Thirion a grandi à Raves, une petite ville des Vosges, près de Saint-Dié. Son père était pilote de motocross, et naturellement, Rémi et son frère aîné voulaient suivre ses traces. Leur père avait d'autres projets.
« On voulait faire de la moto », raconte Thirion. « Mon père en faisait beaucoup, mais il n’était pas vraiment favorable à ce qu’on commence par ça. Il voulait qu’on apprenne d’abord sur des vélos. Et en fait, je n’ai jamais quitté le vélo. C’est devenu ma passion. »
Son frère a commencé la compétition le premier. Rémi a observé, attendu, puis a suivi son exemple. À 14 ans, il participait déjà aux épreuves de la Coupe de France et aux championnats nationaux. Les résultats ont été rapides, plus rapides qu'il ne l'avait imaginé, plus rapides qu'il ne l'avait prévu.

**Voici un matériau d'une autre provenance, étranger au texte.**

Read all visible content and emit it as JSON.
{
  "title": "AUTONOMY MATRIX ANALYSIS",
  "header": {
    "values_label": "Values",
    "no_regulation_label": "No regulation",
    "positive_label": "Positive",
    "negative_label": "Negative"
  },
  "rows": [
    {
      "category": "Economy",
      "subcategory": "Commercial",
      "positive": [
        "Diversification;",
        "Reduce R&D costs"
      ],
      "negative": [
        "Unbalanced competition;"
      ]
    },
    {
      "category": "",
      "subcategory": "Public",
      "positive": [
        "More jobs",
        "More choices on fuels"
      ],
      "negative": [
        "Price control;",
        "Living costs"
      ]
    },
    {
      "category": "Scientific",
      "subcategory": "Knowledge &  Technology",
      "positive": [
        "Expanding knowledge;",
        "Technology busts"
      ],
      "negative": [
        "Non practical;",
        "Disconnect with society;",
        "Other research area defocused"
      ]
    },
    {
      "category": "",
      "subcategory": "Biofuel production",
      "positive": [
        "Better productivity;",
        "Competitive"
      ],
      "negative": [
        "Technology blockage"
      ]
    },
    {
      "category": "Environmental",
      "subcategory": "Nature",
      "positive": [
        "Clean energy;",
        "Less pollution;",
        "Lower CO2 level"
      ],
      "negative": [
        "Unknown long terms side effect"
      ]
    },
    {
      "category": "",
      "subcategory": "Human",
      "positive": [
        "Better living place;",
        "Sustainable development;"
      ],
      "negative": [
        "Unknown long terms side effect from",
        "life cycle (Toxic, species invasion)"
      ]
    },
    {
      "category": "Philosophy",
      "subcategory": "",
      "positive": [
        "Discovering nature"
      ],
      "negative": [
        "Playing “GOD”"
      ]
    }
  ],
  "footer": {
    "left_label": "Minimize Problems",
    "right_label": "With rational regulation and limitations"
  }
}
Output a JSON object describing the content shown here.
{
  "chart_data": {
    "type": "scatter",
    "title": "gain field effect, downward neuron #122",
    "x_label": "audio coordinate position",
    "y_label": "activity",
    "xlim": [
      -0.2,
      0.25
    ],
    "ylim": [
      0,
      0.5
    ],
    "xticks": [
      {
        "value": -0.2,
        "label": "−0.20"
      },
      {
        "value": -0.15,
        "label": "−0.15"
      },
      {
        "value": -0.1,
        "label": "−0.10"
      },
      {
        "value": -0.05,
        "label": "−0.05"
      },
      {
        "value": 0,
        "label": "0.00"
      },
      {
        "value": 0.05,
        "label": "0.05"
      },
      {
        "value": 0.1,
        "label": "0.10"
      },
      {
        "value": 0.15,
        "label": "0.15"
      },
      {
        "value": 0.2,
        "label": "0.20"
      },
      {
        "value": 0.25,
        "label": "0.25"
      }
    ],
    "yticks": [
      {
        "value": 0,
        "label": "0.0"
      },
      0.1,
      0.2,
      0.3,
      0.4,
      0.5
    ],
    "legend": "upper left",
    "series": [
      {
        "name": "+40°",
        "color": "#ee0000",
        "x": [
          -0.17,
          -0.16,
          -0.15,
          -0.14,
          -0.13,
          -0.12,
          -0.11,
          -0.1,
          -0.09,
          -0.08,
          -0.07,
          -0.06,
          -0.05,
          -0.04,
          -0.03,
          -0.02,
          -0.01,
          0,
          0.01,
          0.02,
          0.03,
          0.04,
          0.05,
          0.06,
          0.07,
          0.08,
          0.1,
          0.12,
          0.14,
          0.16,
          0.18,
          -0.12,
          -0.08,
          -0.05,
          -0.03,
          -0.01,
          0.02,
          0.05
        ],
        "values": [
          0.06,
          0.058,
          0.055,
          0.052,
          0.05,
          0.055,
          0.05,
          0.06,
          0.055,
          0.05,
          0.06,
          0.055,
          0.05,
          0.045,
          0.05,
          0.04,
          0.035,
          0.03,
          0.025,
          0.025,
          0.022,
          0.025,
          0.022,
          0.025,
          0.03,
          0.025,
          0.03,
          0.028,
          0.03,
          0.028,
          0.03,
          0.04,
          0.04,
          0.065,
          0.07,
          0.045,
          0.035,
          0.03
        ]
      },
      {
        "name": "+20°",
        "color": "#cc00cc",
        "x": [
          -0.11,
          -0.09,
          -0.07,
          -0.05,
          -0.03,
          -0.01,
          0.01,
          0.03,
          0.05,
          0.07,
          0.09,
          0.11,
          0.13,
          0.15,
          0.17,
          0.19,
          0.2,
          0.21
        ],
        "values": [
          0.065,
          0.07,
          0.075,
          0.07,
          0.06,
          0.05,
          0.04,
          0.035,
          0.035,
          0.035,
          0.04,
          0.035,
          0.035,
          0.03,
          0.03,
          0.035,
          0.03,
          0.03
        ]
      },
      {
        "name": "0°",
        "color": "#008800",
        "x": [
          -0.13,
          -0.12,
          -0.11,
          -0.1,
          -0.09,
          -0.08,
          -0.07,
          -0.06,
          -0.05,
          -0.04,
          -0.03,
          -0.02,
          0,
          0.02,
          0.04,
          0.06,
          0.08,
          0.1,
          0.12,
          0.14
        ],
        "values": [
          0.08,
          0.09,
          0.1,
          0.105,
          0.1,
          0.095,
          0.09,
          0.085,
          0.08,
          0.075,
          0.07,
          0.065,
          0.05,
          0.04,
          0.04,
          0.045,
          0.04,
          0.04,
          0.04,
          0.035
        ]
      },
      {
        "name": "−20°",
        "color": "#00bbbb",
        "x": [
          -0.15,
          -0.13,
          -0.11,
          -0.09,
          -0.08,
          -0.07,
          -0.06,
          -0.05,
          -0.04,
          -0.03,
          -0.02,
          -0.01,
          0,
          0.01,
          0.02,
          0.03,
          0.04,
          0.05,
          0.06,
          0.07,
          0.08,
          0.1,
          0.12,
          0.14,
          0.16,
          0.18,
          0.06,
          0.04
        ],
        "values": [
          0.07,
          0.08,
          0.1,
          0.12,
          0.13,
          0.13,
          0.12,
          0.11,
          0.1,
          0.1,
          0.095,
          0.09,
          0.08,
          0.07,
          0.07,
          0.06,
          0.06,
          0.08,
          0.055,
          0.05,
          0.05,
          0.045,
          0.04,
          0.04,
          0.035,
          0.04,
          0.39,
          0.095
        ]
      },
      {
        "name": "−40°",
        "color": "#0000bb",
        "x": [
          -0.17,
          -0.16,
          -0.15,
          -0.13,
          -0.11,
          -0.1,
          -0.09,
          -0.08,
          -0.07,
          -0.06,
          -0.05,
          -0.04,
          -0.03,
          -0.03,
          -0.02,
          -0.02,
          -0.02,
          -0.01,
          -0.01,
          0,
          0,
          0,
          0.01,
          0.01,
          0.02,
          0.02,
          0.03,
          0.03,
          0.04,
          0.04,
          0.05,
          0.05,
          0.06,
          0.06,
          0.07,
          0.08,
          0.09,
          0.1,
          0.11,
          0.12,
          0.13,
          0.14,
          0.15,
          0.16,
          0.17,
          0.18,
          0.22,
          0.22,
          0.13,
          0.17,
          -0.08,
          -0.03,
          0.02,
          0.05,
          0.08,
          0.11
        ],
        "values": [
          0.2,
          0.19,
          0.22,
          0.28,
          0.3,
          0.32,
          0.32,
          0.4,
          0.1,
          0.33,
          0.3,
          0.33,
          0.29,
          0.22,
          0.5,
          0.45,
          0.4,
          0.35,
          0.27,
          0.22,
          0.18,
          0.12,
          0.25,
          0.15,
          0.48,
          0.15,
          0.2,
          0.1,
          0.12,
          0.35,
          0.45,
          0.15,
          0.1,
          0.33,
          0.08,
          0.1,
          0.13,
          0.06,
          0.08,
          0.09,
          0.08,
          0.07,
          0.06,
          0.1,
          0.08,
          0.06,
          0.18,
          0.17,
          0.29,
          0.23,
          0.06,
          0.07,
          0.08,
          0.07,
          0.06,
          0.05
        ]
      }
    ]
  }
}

« Tout s'est fait naturellement, sans que je l'aie vraiment planifié », dit-il. « Au départ, je n'ai jamais voulu en faire mon métier. Je voulais juste atteindre le sommet et voir jusqu'où je pouvais aller. »
Il est allé loin. À peine âgé de vingt ans, Thirion s'était imposé comme l'un des plus grands talents français de la descente : rapide, élégant et réputé pour ses choix de trajectoires audacieux, que les autres riders ne pouvaient imaginer ou n'osaient même pas tenter. Sa consécration est arrivée lors de la Coupe du monde 2013 à Vallnord, en Andorre, où il a remporté sa première victoire élite. Il avait 23 ans. La carrière qu'il n'avait jamais osé imaginer était enfin là.